Um pequeno gigante brasileiro

A notícia mais agradável do automobilismo nos primeiros dias desse ano ainda recém-nascido foi, sem dúvida, a de que Cristiano da Matta disputará o campeonato 2010 da Fórmula Truck, pela Iveco. Afinal, será a reestreia do mineirinho em uma temporada regular de esporte a motor após um pavoroso acidente que quase tragou sua vida, durante testes coletivos da Champ Car, no circuito de Elkhart Lake, em 2006. Reestreia em um campeonato por uma figura marcante da história recente do automobilismo brasileiro.

À primeira vista, Cristiano da Matta pode parecer um sujeito vulnerável. Um bocado tímido, 1,65m de altura, é dono de uma voz baixa, dominada pelo simpático sotaque tipicamente mineiro. Mas a aparente fragilidade para por aí. A começar pelo preparo físico que, ao menos nos tempos de Champ Car, impressionava. Aliás, em 2001, até venceu uma prova de triatlo. Além disso, quando o baixinho decide frasear algo, espere por sinceridade. Muita sinceridade. Inclusive quando está de luvas, macacão e sapatilhas, algo raro em um esporte que, como no futebol, é dominado por profissionais com discursos pré-fabricados e ridiculamente comportados.

Uma das ocasiões em que o baixinho soltou os cachorros – de modo sutil, aliás – aconteceu pouco após o GP Brasil de 2003. Os Toyotas se mostraram carros problemáticos desde os primeiros treinos em Interlagos.
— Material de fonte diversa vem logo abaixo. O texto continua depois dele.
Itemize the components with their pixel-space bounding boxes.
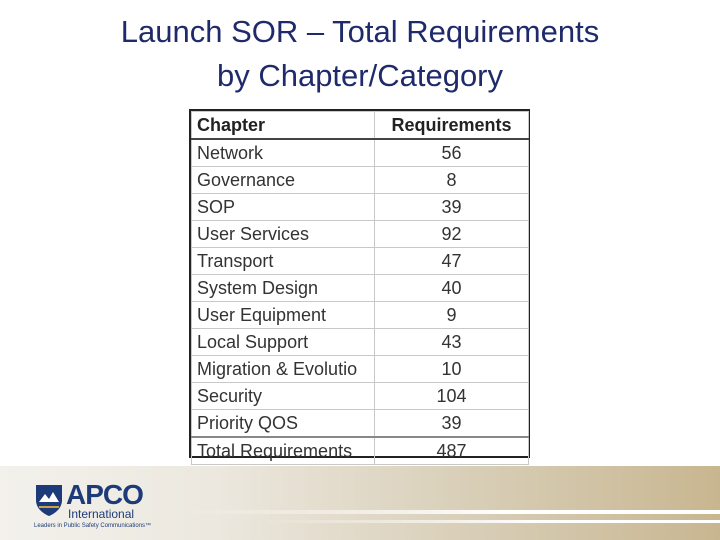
chapter-cell: Network: [191, 138, 375, 167]
table-total-row: Total Requirements 487: [191, 436, 529, 465]
chapter-cell: Local Support: [191, 328, 375, 356]
footer-band: [0, 466, 720, 540]
requirements-cell: 9: [374, 301, 529, 329]
table-row: Security 104: [191, 382, 529, 410]
requirements-cell: 39: [374, 409, 529, 438]
chapter-cell: Transport: [191, 247, 375, 275]
requirements-cell: 47: [374, 247, 529, 275]
title-line-2: by Chapter/Category: [216, 58, 504, 93]
table-row: Migration & Evolutio 10: [191, 355, 529, 383]
chapter-cell: User Equipment: [191, 301, 375, 329]
chapter-cell: Security: [191, 382, 375, 410]
header-chapter: Chapter: [191, 111, 375, 140]
header-requirements: Requirements: [374, 111, 529, 140]
requirements-cell: 40: [374, 274, 529, 302]
table-row: Local Support 43: [191, 328, 529, 356]
chapter-cell: Priority QOS: [191, 409, 375, 438]
requirements-cell: 8: [374, 166, 529, 194]
chapter-cell: SOP: [191, 193, 375, 221]
table-row: User Equipment 9: [191, 301, 529, 329]
logo-subtitle: International: [68, 507, 135, 521]
requirements-cell: 104: [374, 382, 529, 410]
footer-stripe: [260, 520, 720, 523]
logo-wordmark: APCO: [66, 479, 144, 510]
logo-tagline: Leaders in Public Safety Communications™: [34, 523, 152, 529]
requirements-cell: 43: [374, 328, 529, 356]
table-row: SOP 39: [191, 193, 529, 221]
chapter-cell: Total Requirements: [191, 436, 375, 465]
requirements-cell: 92: [374, 220, 529, 248]
table-row: Priority QOS 39: [191, 409, 529, 438]
table-row: System Design 40: [191, 274, 529, 302]
title-line-1: Launch SOR – Total Requirements: [120, 14, 600, 49]
chapter-cell: User Services: [191, 220, 375, 248]
table-row: Governance 8: [191, 166, 529, 194]
chapter-cell: Migration & Evolutio: [191, 355, 375, 383]
table-row: User Services 92: [191, 220, 529, 248]
requirements-cell: 10: [374, 355, 529, 383]
requirements-cell: 487: [374, 436, 529, 465]
chapter-cell: System Design: [191, 274, 375, 302]
apco-logo: APCO International Leaders in Public Saf…: [34, 480, 194, 530]
table-row: Network 56: [191, 138, 529, 167]
footer-stripe: [180, 510, 720, 514]
table-header-row: Chapter Requirements: [191, 111, 529, 140]
table-row: Transport 47: [191, 247, 529, 275]
requirements-table: Chapter Requirements Network 56 Governan…: [191, 111, 529, 465]
requirements-table-frame: Chapter Requirements Network 56 Governan…: [189, 109, 530, 465]
slide-title: Launch SOR – Total Requirements by Chapt…: [0, 10, 720, 98]
chapter-cell: Governance: [191, 166, 375, 194]
requirements-cell: 39: [374, 193, 529, 221]
requirements-cell: 56: [374, 138, 529, 167]
shield-icon: [36, 485, 62, 516]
Péssimos em aderência, ora saíam de frente; outrora, de traseira. Não à toa, o brasileiro cravou apenas o 18º tempo no treino oficial. O companheiro de time, Olivier Panis, o 15º. Na corrida, o enredo se repetiu. Da Matta foi o último entre os dez pilotos que receberam a quadriculada. Situação em que muitos pilotos soltariam blábláblás como “Hoje o carro esteve ruim, mas estamos trabalhando muito para desenvolvê-lo. Fica para a próxima”. Não Cristiano. “Foi ridículo”, disparou. “Nunca senti tanta vergonha na minha vida”.

Mas se a personalidade marcante sempre foi um atrativo, vale afirmar também que Kiki se mostrou piloto acima da média por todas as categorias que passou. Inclusive Fórmula-1. É bem verdade que seus números no certame parecem não encantar: 13 pontos em 28 GPs disputados entre 2003 e 2004. No entanto, não podemos esquecer que a Toyota, ao menos durante a estadia do brasileiro, jamais excedeu ao posto de time intermediário. Aliás, certamente não foi apenas naquela prova em Interlagos que a competitividade dos TF100-e-tanto deixou o mineirinho ruborizado.

De fato, algumas façanhas mostram que o trabalho de Cristiano na Fórmula-1 não foi decepcionante. Muito pelo contrário. Sobretudo em pleno ano do debut no certame da FIA, em 2003, quando somou mais pontos que o companheiro de equipe, Olivier Panis. Cá entre nós, embora o francês não fosse um Michael Schumacher, dera uma trabalheira danada ao Jacques Villeneuve, campeão de F-1 em 1997, na BAR. E já era um piloto bastante experiente, com nada menos que nove temporadas na categoria.

Ainda em 2003, Da Matta tirou da cartola um terceiro melhor tempo no treino oficial do Grande Prêmio do Japão e liderou as primeiras da Toyota no certame. Foram 16 no comando em Silverstone, na Inglaterra.

É bem verdade que ele só herdou a liderança porque permaneceu na pista durante a bandeira amarela originada pela invasão do mesmo irlandês maluco que barrou Vanderlei Cordeiro de Lima, na maratona das Olimpíadas de Atenas, em 2004; ao passo que os líderes anteciparam a primeira série de pit stops. Mas Cristiano mostrou uma tocada bastante firme enquanto ponteou a corrida, sem deslizes. Não se intimidou com os ataques de Kimi Raikkonen, então líder do campeonato e com um potentíssimo McLaren. Isso tudo em um dos circuitos mais velozes da F-1. Da Matta parecia até um veterano, a bordo de uma Ferrari ou uma Williams.

Sinceramente, pouco importa qual será o rendimento de Cristiano nas pistas da Fórmula Truck nesse ano. Sua volta ao cotidiano do automobilismo já é o suficiente a todos que admiram esse pequeno gigante brasileiro.